Adding biological agents such as mTOR (mammalian target of rapamycin) inhibitors to endocrine agents such as tamoxifen or aromatase inhibitors appears to increase response rate, duration of response and even overall survival (Fig. 14.2). Studies with these agents are continuing, although as yet they are not used outside clinical trials.
Chemotherapy
Chemotherapy is used to treat ER-negative breast cancer, ER-positive breast cancer that is no longer sensitive to endocrine agents, and advanced ER-positive visceral disease. The main classes of drugs and their side-effects are listed in Table 14.3. These drugs are toxic and should only be prescribed by clinicians (usually oncologists) experienced in their use.
Table 14.3
Main cytotoxic chemotherapy drugs used in breast cancer
Group of drugs | Examples | Main side-effects* |
Anthracyclines | Doxorubicin Epirubicin |
Mouth ulcers Cardiomyopathy |
Alkylating agents | Cyclophosphamide | |
Antimetabolites | 5-Fluorouracil (capcitabine) Methotrexate |
Coronary spasm Hand–foot symdrome |
Taxanes | Docetaxel Paclitaxel |
Peripheral and autonomic neuropathy Mouth ulcers |
Vinca alkaloids | Vinorelbine | Peripheral neuropathy |
Gemcitabine | ||
Platinum | Carboplatinum Cis-platinum |
Neuropathy Renal failure |
*Nearly all these drugs can cause fatigue, nausea, vomiting, myelosuppression, cessation of periods (premenopausal women) and alopecia, so they are not listed individually.

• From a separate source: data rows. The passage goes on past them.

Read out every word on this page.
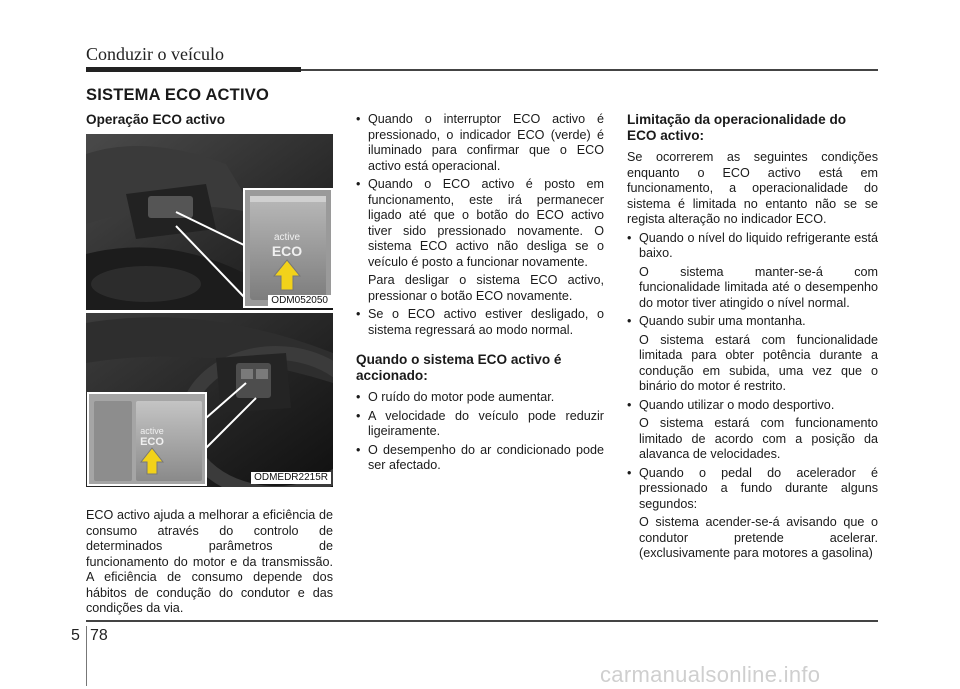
Conduzir o veículo
SISTEMA ECO ACTIVO
Operação ECO activo
active
ECO
ODM052050
active
ECO
ODMEDR2215R

ECO activo ajuda a melhorar a eficiência de consumo através do controlo de determinados parâmetros de funcionamento do motor e da transmissão. A eficiência de consumo depende dos hábitos de condução do condutor e das condições da via.

• Quando o interruptor ECO activo é pressionado, o indicador ECO (verde) é iluminado para confirmar que o ECO activo está operacional.
• Quando o ECO activo é posto em funcionamento, este irá permanecer ligado até que o botão do ECO activo tiver sido pressionado novamente. O sistema ECO activo não desliga se o veículo é posto a funcionar novamente.
Para desligar o sistema ECO activo, pressionar o botão ECO novamente.
• Se o ECO activo estiver desligado, o sistema regressará ao modo normal.
Quando o sistema ECO activo é accionado:
• O ruído do motor pode aumentar.
• A velocidade do veículo pode reduzir ligeiramente.
• O desempenho do ar condicionado pode ser afectado.
Limitação da operacionalidade do ECO activo:

Se ocorrerem as seguintes condições enquanto o ECO activo está em funcionamento, a operacionalidade do sistema é limitada no entanto não se se regista alteração no indicador ECO.

• Quando o nível do liquido refrigerante está baixo.
O sistema manter-se-á com funcionalidade limitada até o desempenho do motor tiver atingido o nível normal.
• Quando subir uma montanha.
O sistema estará com funcionalidade limitada para obter potência durante a condução em subida, uma vez que o binário do motor é restrito.
• Quando utilizar o modo desportivo.
O sistema estará com funcionamento limitado de acordo com a posição da alavanca de velocidades.
• Quando o pedal do acelerador é pressionado a fundo durante alguns segundos:
O sistema acender-se-á avisando que o condutor pretende acelerar. (exclusivamente para motores a gasolina)
5 78
carmanualsonline.info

The drug groups with the highest activity are the anthracyclines and the taxanes. The major limitation to anthracycline use is cardiomyopathy – the risk increasing as cumulative dose increases. A course of anthracyclines cannot, therefore, usually be repeated. Taxanes are active and more effective than some other regimens.19 Capecitabine is an oral prodrug of 5-fluorouracil. It is metabolised into the active component in the liver and possibly in the tumour itself.
As more agents are used in the adjuvant (or neoadjuvant) setting, the use of other active drugs such as vinorelbine, gemcitabine and platinum agents in metastatic disease is likely to increase. Platinum salts may have particular activity in the treatment of patients with basal-type tumours20 and are currently being studied in clinical trials.
Trastuzumab
A growth factor receptor gene, human epidermal growth factor (HER-2), is amplified in about 14% of breast cancers and is associated with a poorer prognosis.21 Trastuzumab is a humanised monoclonal antibody that targets the HER-2 receptor in patients whose tumours overexpress HER-2 as assessed by immunohistochemistry and/or fluorescence in situ hybridisation (FISH) testing.